Figure 2: Foreign Currency Securities Issued by Japanese Residents (Monthly Flow)*

Foreign Currency Securities Issued by Japanese Residents (Monthly Flow)

Source: Japan Ministry of Finance
*excludes domestic foreign currency bond issuance

Strange Dynamics at Work in FX Swaps

The new reliance on foreign currency debt is driven by the increasing cost of foreign currency hedging, particularly in a global environment where even relatively high yields in the United States are still low by historical standards. The low yield environment reduces margins that previously could absorb increases in hedging costs.

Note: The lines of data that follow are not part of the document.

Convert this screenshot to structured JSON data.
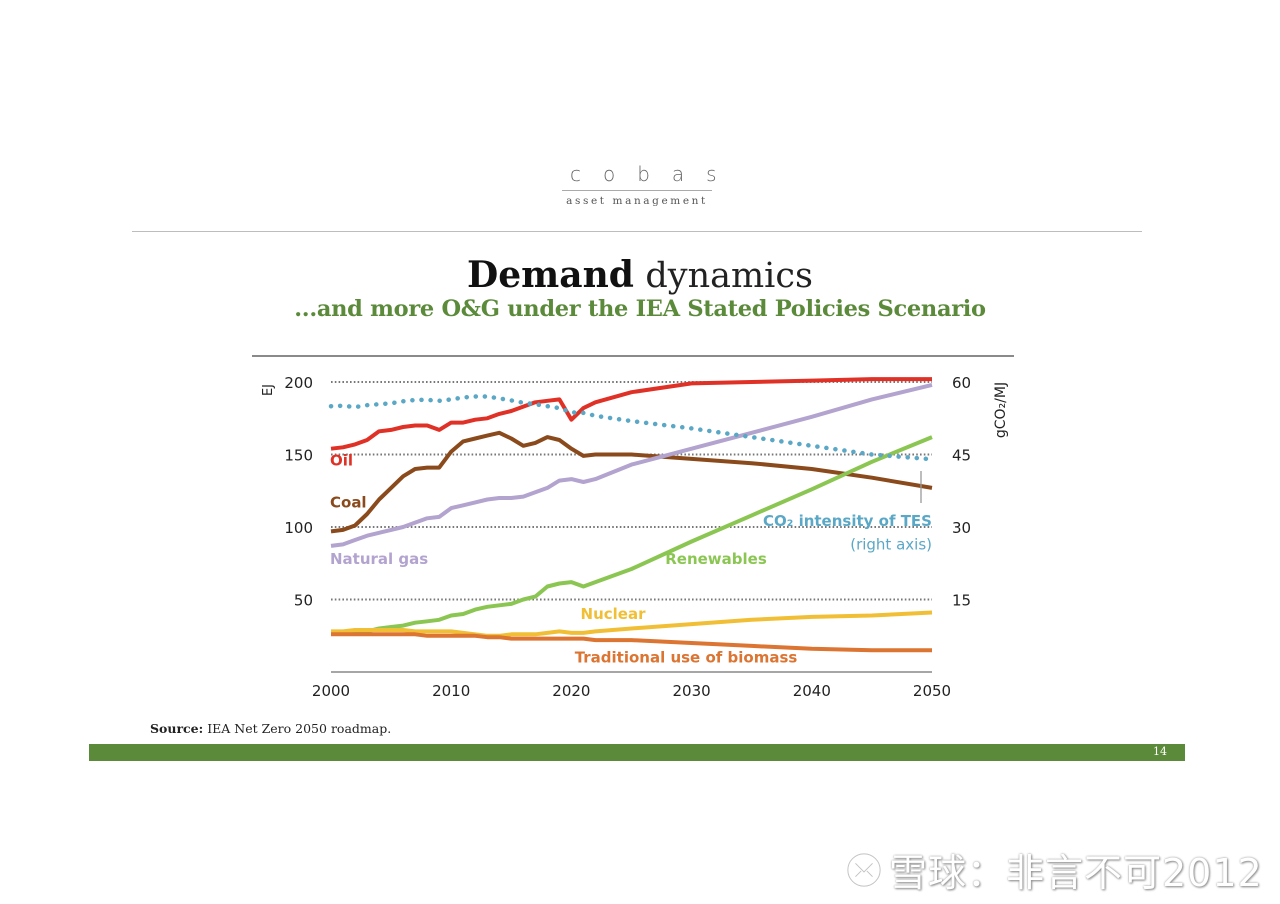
{
  "logo": {
    "wordmark": "cobas",
    "tagline": "asset management"
  },
  "header": {
    "title_bold": "Demand",
    "title_light": "dynamics",
    "subtitle": "...and more O&G under the IEA Stated Policies Scenario"
  },
  "footer": {
    "source_label": "Source:",
    "source_text": "IEA Net Zero 2050 roadmap.",
    "page_number": "14",
    "brand_color": "#5b8a3a"
  },
  "watermark": {
    "text": "雪球：非言不可2012",
    "icon": "snowball-logo-icon"
  },
  "chart_data": {
    "type": "line",
    "title": "",
    "xlabel": "",
    "ylabel": "EJ",
    "ylabel_right": "gCO₂/MJ",
    "xlim": [
      2000,
      2050
    ],
    "ylim": [
      0,
      200
    ],
    "ylim_right": [
      0,
      60
    ],
    "x_ticks": [
      "2000",
      "2010",
      "2020",
      "2030",
      "2040",
      "2050"
    ],
    "y_ticks": [
      "50",
      "100",
      "150",
      "200"
    ],
    "y_ticks_right": [
      "15",
      "30",
      "45",
      "60"
    ],
    "grid": "horizontal-dotted",
    "x": [
      2000,
      2001,
      2002,
      2003,
      2004,
      2005,
      2006,
      2007,
      2008,
      2009,
      2010,
      2011,
      2012,
      2013,
      2014,
      2015,
      2016,
      2017,
      2018,
      2019,
      2020,
      2021,
      2022,
      2025,
      2030,
      2035,
      2040,
      2045,
      2050
    ],
    "series": [
      {
        "name": "Oil",
        "color": "#e03127",
        "axis": "left",
        "style": "solid",
        "values": [
          154,
          155,
          157,
          160,
          166,
          167,
          169,
          170,
          170,
          167,
          172,
          172,
          174,
          175,
          178,
          180,
          183,
          186,
          187,
          188,
          174,
          182,
          186,
          193,
          199,
          200,
          201,
          202,
          202
        ]
      },
      {
        "name": "Coal",
        "color": "#8b4a1c",
        "axis": "left",
        "style": "solid",
        "values": [
          97,
          98,
          101,
          109,
          119,
          127,
          135,
          140,
          141,
          141,
          152,
          159,
          161,
          163,
          165,
          161,
          156,
          158,
          162,
          160,
          154,
          149,
          150,
          150,
          147,
          144,
          140,
          134,
          127
        ]
      },
      {
        "name": "Natural gas",
        "color": "#b3a3cf",
        "axis": "left",
        "style": "solid",
        "values": [
          87,
          88,
          91,
          94,
          96,
          98,
          100,
          103,
          106,
          107,
          113,
          115,
          117,
          119,
          120,
          120,
          121,
          124,
          127,
          132,
          133,
          131,
          133,
          143,
          154,
          165,
          176,
          188,
          198
        ]
      },
      {
        "name": "Renewables",
        "color": "#8bc653",
        "axis": "left",
        "style": "solid",
        "values": [
          27,
          27,
          28,
          28,
          30,
          31,
          32,
          34,
          35,
          36,
          39,
          40,
          43,
          45,
          46,
          47,
          50,
          52,
          59,
          61,
          62,
          59,
          62,
          71,
          90,
          108,
          126,
          145,
          162
        ]
      },
      {
        "name": "Nuclear",
        "color": "#f1bf35",
        "axis": "left",
        "style": "solid",
        "values": [
          28,
          28,
          29,
          29,
          29,
          29,
          29,
          28,
          28,
          28,
          28,
          27,
          26,
          25,
          25,
          26,
          26,
          26,
          27,
          28,
          27,
          27,
          28,
          30,
          33,
          36,
          38,
          39,
          41
        ]
      },
      {
        "name": "Traditional use of biomass",
        "color": "#dc7432",
        "axis": "left",
        "style": "solid",
        "values": [
          26,
          26,
          26,
          26,
          26,
          26,
          26,
          26,
          25,
          25,
          25,
          25,
          25,
          24,
          24,
          23,
          23,
          23,
          23,
          23,
          23,
          23,
          22,
          22,
          20,
          18,
          16,
          15,
          15
        ]
      },
      {
        "name": "CO₂ intensity of TES (right axis)",
        "color": "#5aa8c6",
        "axis": "right",
        "style": "dotted",
        "values": [
          55.0,
          55.1,
          54.8,
          55.2,
          55.4,
          55.6,
          56.0,
          56.3,
          56.3,
          56.1,
          56.4,
          56.8,
          57.0,
          57.0,
          56.6,
          56.2,
          55.7,
          55.4,
          55.0,
          54.6,
          53.7,
          53.6,
          53.0,
          51.9,
          50.4,
          48.6,
          46.8,
          45.0,
          44.0
        ]
      }
    ],
    "annotations": [
      {
        "text": "Oil",
        "color": "#e03127",
        "at": [
          2000,
          146
        ]
      },
      {
        "text": "Coal",
        "color": "#8b4a1c",
        "at": [
          2000,
          117
        ]
      },
      {
        "text": "Natural gas",
        "color": "#b3a3cf",
        "at": [
          2000,
          78
        ]
      },
      {
        "text": "Renewables",
        "color": "#8bc653",
        "at": [
          2028,
          78
        ]
      },
      {
        "text": "Nuclear",
        "color": "#f1bf35",
        "at": [
          2021,
          40
        ]
      },
      {
        "text": "Traditional use of biomass",
        "color": "#dc7432",
        "at": [
          2021,
          10
        ]
      },
      {
        "text": "CO₂ intensity of TES",
        "color": "#5aa8c6",
        "at": [
          2050,
          104
        ]
      },
      {
        "text": "(right axis)",
        "color": "#5aa8c6",
        "at": [
          2050,
          88
        ]
      }
    ],
    "legend": "inline-labels"
  }
}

International financial theory—supported by a long history of empirical evidence—predicts that investors can borrow in their home currency to invest overseas while hedging currency risk at a cost equivalent to the benchmark lending rate in the foreign country. According to Covered Interest Parity, if a Japanese investor faces a higher implied rate to hedge dollars from a foreign exchange broker, other market participants will quickly eliminate the arbitrage opportunity by swapping dollars to the Japanese firm until the price difference is eliminated.

As the Bank for International Settlements noted recently, this classic economic relationship has broken down since the global financial crisis. Investors around the world are paying more to hedge their dollar investments than predicted by Covered Interest Parity (see Figure 3), with the yen showing the most extreme discrepancies. The explanations for this breakdown are complex, but one potential driver is the decreasing willingness of financial intermediaries to make markets in hedging instruments.

Figure 3: Deviation from Covered Interest Rate Parity in Dollar-Based Swaps (Three-Year Tenor)

Deviation from Covered Interest Rate Parity in Dollar-Based Swaps (Three-Year Tenor)

Source: Bloomberg

Where Japanese Investors Go from Here

Given Japan’s new negative interest rate environment and a domestic economy that does not offer significant growth opportunity, Japanese investors are almost certain to continue their recent trend of overseas expansion. Facing foreign currency hedging costs unseen in modern financial history, more investors are likely to match the risk of their growing foreign currency investment by directly financing assets in foreign currency. In effect, investors are disintermediating traditional brokers of currency hedging instruments.

The views expressed here do not necessarily reflect the views of the management of the Federal Reserve Bank of San Francisco or of the Board of Governors of the Federal Reserve System.